New Delhi: India will likely miss its fiscal deficit target of 3.3% that was set earlier this year in the union budget, well-known economist Bibek Debroy told The Wire in a recent interview.
Debroy, who also serves as the chairman of the Prime Minister’s Economic Advisory Council (EAC-PM), also hinted that that “sooner or later” the Centre would have no choice but to reduce income tax rates in the country.
“I don’t know what the figure will be, but the target (of 3.3%) will be difficult to reach,” Debroy said, in what is perhaps the first official acknowledgement that the Narendra Modi government is struggling to prop up revenue collections even as it comes up with supply-side solutions like corporate tax cuts.
While the EAC-PM chairman declined to elaborate on what the eventual fiscal deficit target may end up, he said since the rate of growth was less than what was forecast in the budget, it was inevitable that the fiscal deficit would rise.
On the issue of cuts in personal income tax rates following the corporate tax reduction, Debroy noted that it would happen but did not provide a timeline.

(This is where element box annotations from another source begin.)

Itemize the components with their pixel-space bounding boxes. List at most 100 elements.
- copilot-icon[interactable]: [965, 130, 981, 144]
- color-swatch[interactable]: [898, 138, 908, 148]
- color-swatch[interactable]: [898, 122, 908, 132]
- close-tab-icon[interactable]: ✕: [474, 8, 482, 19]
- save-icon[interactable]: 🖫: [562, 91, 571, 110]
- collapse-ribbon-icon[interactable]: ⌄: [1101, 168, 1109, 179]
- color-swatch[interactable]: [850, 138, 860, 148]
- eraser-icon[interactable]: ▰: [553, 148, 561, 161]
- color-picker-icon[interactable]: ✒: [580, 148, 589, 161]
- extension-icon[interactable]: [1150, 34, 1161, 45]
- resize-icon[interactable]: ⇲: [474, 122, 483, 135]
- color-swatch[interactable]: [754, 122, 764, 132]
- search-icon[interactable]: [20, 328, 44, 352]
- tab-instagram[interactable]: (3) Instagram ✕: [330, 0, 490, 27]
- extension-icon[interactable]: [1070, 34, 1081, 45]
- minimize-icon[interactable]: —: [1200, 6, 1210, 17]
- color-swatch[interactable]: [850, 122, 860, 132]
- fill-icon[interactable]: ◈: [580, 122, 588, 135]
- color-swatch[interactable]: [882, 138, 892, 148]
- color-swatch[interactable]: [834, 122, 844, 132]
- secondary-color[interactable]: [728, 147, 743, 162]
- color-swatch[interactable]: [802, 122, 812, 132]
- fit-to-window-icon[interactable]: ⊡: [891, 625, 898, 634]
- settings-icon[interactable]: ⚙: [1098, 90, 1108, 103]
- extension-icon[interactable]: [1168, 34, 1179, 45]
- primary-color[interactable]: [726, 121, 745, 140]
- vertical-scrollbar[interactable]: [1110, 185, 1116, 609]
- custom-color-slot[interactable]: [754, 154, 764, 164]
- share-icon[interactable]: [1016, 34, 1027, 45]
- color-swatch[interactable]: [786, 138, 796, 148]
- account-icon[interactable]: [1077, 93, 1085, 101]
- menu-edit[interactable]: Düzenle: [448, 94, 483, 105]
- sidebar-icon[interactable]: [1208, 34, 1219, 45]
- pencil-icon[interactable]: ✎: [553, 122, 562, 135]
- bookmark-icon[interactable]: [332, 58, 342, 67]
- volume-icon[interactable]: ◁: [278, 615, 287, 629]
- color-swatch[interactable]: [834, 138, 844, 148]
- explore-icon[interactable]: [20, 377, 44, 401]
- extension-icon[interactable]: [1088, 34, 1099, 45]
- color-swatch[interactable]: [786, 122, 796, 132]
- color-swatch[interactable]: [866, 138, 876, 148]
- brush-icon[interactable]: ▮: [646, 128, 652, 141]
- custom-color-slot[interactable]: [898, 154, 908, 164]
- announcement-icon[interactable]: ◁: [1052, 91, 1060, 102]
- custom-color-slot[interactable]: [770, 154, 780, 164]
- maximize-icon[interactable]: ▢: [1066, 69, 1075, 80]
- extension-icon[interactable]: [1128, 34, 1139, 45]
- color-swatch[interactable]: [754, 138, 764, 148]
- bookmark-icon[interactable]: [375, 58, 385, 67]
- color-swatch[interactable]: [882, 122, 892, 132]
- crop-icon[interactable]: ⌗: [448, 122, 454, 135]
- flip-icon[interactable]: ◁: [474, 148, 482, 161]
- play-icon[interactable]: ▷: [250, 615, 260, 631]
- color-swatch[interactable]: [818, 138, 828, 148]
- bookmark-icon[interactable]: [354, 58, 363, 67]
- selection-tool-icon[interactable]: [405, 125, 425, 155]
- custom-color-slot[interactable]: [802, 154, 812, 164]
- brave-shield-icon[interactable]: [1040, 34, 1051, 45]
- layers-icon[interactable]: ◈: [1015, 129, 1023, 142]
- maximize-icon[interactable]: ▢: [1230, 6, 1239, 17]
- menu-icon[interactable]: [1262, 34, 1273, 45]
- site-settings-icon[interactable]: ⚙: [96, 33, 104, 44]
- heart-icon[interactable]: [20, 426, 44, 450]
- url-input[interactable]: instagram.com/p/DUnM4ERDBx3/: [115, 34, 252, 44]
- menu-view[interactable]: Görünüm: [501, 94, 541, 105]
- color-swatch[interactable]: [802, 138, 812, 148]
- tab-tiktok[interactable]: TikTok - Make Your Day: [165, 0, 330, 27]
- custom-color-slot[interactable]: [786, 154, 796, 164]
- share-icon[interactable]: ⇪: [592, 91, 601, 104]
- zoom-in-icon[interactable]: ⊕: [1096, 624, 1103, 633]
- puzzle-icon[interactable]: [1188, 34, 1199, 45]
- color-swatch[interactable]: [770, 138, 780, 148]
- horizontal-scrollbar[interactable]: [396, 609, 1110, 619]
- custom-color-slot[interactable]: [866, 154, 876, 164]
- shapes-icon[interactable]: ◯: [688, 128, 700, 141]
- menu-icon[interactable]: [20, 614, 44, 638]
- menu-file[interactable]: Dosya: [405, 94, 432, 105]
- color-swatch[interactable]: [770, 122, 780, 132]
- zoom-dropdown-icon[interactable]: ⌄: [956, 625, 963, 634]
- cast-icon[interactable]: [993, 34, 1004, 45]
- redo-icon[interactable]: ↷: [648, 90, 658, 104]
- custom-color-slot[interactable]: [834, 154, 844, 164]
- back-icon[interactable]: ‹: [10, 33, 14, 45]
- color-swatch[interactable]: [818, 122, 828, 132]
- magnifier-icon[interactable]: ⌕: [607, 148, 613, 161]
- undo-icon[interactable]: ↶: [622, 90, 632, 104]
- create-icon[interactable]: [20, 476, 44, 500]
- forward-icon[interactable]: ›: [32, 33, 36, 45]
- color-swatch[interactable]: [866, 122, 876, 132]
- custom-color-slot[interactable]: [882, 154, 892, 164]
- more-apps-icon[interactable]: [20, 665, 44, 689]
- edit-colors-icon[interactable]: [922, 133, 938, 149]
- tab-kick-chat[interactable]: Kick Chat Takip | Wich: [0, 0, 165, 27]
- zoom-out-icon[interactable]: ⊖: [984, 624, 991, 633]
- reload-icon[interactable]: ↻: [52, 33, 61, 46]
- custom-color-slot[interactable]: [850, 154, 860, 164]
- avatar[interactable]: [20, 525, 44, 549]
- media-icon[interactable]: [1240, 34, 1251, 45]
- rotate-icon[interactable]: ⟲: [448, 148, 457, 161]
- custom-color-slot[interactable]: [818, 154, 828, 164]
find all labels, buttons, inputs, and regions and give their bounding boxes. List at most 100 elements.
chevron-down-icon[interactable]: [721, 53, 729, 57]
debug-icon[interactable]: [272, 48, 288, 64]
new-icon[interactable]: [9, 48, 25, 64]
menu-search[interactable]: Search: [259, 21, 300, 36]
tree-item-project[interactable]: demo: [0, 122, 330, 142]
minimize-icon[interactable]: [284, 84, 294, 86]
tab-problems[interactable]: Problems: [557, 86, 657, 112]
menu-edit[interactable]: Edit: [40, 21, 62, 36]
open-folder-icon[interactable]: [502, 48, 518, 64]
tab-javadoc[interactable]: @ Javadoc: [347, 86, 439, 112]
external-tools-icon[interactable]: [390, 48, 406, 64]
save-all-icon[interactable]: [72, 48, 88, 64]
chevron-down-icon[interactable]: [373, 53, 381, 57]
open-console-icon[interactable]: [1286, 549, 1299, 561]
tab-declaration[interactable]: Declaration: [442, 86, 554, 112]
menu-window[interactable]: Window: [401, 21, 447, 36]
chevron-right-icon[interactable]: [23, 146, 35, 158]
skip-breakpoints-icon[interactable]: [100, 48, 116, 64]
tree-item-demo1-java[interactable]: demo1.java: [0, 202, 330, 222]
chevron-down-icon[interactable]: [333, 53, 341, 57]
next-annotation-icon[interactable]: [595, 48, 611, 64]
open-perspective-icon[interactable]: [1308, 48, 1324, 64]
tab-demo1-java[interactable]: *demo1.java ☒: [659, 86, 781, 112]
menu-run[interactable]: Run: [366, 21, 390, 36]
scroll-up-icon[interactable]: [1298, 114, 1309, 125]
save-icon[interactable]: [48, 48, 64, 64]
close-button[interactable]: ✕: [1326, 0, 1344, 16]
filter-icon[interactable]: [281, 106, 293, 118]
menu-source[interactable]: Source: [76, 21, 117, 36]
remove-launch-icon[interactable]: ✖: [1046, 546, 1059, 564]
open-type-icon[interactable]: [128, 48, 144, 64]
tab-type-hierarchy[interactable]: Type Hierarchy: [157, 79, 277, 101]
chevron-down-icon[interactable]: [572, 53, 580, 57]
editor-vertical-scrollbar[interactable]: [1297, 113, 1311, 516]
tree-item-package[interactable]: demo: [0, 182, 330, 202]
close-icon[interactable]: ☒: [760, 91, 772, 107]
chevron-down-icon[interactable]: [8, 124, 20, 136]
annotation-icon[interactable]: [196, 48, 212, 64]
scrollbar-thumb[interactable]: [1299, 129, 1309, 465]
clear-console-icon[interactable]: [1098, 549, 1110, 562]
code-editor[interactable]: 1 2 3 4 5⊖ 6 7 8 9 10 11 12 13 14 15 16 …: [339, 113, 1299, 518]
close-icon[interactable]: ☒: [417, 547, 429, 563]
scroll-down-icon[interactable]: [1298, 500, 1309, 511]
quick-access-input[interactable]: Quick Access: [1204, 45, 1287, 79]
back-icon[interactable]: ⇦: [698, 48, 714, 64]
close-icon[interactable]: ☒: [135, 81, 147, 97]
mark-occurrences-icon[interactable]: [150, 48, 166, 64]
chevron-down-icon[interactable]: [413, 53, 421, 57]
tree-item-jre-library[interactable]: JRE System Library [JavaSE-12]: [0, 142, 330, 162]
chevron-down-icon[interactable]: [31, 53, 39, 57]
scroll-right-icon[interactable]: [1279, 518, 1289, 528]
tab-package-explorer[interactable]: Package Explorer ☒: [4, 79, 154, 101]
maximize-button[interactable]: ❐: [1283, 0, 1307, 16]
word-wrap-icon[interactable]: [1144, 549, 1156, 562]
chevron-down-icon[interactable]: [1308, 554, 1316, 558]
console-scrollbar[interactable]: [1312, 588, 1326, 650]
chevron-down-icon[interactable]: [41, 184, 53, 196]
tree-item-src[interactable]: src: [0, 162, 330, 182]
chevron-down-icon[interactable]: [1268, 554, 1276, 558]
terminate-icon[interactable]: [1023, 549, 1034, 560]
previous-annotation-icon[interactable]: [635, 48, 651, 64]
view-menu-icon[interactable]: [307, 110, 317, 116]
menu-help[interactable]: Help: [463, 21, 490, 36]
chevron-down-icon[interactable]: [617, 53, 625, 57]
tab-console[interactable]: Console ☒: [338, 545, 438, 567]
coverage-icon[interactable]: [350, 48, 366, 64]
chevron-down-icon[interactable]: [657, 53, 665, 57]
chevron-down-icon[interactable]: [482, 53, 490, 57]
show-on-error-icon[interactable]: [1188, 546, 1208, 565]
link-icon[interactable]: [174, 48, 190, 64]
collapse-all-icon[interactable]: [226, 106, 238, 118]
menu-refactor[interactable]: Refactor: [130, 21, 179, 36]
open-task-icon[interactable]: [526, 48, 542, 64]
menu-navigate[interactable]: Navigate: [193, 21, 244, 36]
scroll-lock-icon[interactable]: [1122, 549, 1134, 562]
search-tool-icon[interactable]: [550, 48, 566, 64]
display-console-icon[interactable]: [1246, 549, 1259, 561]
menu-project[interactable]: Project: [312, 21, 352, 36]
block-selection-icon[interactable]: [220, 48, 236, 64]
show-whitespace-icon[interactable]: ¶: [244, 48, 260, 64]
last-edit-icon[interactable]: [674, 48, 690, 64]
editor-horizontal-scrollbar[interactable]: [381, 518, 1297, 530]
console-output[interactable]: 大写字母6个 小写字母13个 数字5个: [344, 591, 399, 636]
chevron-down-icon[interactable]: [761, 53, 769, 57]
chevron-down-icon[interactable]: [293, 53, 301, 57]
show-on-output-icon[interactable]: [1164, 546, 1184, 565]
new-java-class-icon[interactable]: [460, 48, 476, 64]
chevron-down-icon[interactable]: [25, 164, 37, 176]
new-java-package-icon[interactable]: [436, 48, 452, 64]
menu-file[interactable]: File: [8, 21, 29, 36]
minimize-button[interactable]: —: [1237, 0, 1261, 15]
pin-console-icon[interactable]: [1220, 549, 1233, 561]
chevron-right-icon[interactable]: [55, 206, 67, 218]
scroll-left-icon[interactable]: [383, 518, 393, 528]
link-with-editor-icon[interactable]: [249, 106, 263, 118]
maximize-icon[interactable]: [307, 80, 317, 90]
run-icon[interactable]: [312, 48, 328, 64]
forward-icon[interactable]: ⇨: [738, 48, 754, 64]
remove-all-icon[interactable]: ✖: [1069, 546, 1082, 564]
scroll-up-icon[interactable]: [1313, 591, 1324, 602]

“Now that the corporate tax has come down, it is certain that the government or the finance minister will sooner or later reduce the income tax rate also,” he said, adding that if this were to happen, there should be no exemptions and that direct taxes will “have an element of progressiveness about them”.
GST and growth debate
The prime minister’s adviser also added to the growing chorus around implementation problems in the GST regime. Finance minister Nirmala Sitharaman recently reacted defensively in a press conference, wherein she noted that it was impossible to just “damn GST now” as it was the law of the country.
Debroy said that apart from flagging international growth, GST was perhaps one of the major domestic factors that affected India’s slowdown.
“GST, I think, did contribute to a growth slowdown… and still is (contributing),” he said, but added quickly that it was difficult to statistically say how much it knocked off growth in percentage terms.
Nevertheless, it was clear to him, that the way it was implemented had been a significant cause behind the slowdown.
In the interview, Debroy also referred to his previous writing earlier this year on the need to abolish the 0% and 28% GST rates and push for reform where an eventual three-rate structure could be settled upon.
The senior economist also added his two cents to the debate over what growth India should expect in FY’20. In the last two months, a number of institutions, including the Reserve Bank of India, have sharply cut their forecast.
When he was asked if this meant he did not agree with NITI Aayog vice-chairman Rajiv Kumar’s claim that growth in the second half of this year would be higher than 7.5% – meaning that FY’20 growth would be at an estimated 6.5% – Debroy said that this question should be put to Kumar and refused to answer.